Python Forum

Full Version: UTF-8 decoder reports bad byte that is not there
You're currently viewing a stripped down version of our content. View the full version with proper formatting.
i am getting the error:

Output:
Traceback (most recent call last): File "/home/pdh/aptdata.py", line 233, in <module> result=main(argv) File "/home/pdh/aptdata.py", line 206, in main loadinfo(f,data) File "/home/pdh/aptdata.py", line 123, in loadinfo for line in file: File "/usr/lib/python3.5/codecs.py", line 321, in decode (result, consumed) = self._buffer_decode(data, self.errors, final) UnicodeDecodeError: 'utf-8' codec can't decode byte 0x8b in position 1: invalid start byte
but there is no byte 0x8b anywhere in the whole file. what should i do about this?

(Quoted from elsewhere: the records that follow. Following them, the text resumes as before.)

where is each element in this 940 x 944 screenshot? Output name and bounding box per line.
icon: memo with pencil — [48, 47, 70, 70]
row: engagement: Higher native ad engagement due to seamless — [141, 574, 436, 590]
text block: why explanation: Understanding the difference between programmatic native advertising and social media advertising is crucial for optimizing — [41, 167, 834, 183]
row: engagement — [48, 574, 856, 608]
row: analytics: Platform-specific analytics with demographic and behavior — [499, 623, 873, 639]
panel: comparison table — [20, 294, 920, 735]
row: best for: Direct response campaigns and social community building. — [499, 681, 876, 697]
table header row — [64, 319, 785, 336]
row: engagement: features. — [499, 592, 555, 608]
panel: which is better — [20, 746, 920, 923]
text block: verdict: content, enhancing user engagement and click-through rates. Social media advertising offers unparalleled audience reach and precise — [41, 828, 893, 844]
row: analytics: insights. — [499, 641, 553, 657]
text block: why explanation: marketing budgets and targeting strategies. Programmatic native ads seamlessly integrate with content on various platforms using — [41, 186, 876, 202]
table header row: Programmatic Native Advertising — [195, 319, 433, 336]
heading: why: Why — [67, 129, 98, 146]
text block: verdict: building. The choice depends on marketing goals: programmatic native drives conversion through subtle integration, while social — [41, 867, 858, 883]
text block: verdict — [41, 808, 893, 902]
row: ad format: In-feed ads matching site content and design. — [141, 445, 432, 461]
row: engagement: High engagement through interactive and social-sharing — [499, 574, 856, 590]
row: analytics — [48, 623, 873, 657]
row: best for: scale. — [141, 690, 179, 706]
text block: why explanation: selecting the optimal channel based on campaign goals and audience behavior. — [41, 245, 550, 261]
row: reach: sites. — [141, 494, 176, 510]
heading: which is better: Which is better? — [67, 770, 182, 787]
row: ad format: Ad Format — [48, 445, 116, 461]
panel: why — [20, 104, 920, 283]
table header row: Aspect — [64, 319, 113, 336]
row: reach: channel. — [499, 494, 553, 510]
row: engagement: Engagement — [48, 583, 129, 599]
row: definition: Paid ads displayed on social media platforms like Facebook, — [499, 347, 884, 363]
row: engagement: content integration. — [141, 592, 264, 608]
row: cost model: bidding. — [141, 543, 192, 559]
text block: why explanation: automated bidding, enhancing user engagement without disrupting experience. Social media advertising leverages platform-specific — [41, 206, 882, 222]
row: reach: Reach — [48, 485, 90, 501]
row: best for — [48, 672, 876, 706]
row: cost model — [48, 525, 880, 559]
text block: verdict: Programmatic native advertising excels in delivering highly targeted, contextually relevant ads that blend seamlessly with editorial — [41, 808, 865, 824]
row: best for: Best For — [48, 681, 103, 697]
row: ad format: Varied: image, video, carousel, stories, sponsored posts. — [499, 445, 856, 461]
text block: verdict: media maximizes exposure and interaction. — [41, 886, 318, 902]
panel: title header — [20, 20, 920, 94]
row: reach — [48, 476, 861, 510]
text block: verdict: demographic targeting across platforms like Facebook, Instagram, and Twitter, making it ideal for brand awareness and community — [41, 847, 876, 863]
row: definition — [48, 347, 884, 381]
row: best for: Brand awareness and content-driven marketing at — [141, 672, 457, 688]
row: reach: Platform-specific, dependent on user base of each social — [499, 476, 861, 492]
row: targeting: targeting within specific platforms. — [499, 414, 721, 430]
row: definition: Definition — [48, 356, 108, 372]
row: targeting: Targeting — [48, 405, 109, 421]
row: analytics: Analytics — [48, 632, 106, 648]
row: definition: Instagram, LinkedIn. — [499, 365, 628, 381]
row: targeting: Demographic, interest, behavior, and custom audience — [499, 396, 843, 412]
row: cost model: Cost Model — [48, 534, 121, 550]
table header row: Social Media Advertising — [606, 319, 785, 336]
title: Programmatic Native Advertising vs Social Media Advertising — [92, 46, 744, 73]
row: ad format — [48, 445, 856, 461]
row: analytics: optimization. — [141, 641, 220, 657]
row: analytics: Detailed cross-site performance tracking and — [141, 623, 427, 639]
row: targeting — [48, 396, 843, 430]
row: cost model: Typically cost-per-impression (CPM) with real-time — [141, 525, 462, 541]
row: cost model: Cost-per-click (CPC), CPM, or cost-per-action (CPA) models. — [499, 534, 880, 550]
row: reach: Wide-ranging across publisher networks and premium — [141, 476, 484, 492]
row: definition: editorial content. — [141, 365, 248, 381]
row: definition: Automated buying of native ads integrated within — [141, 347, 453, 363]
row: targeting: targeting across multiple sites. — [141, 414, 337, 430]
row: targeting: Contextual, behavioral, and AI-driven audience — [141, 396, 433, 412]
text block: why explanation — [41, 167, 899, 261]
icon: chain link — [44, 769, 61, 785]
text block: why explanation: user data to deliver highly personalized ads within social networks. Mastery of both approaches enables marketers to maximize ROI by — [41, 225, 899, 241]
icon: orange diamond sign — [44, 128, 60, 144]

the file is one of the files Ubuntu's package management works with. the name of the file is /var/lib/apt/lists/security.ubuntu.com_ubuntu_dists_xenial-security_main_binary-amd64_Packages. i have added diagnostic output to the code and appears that the problem is happening just before EOF. the last 2 bytes of the file are 0x0a and 0x0a (an empty line at the end. the is iterating over the lines in the file with for line in file: and every line of the file has been iterated. it's like the utf-8' codec is making this up. maybe some lower level i/o code is leaving garbage in a buffer.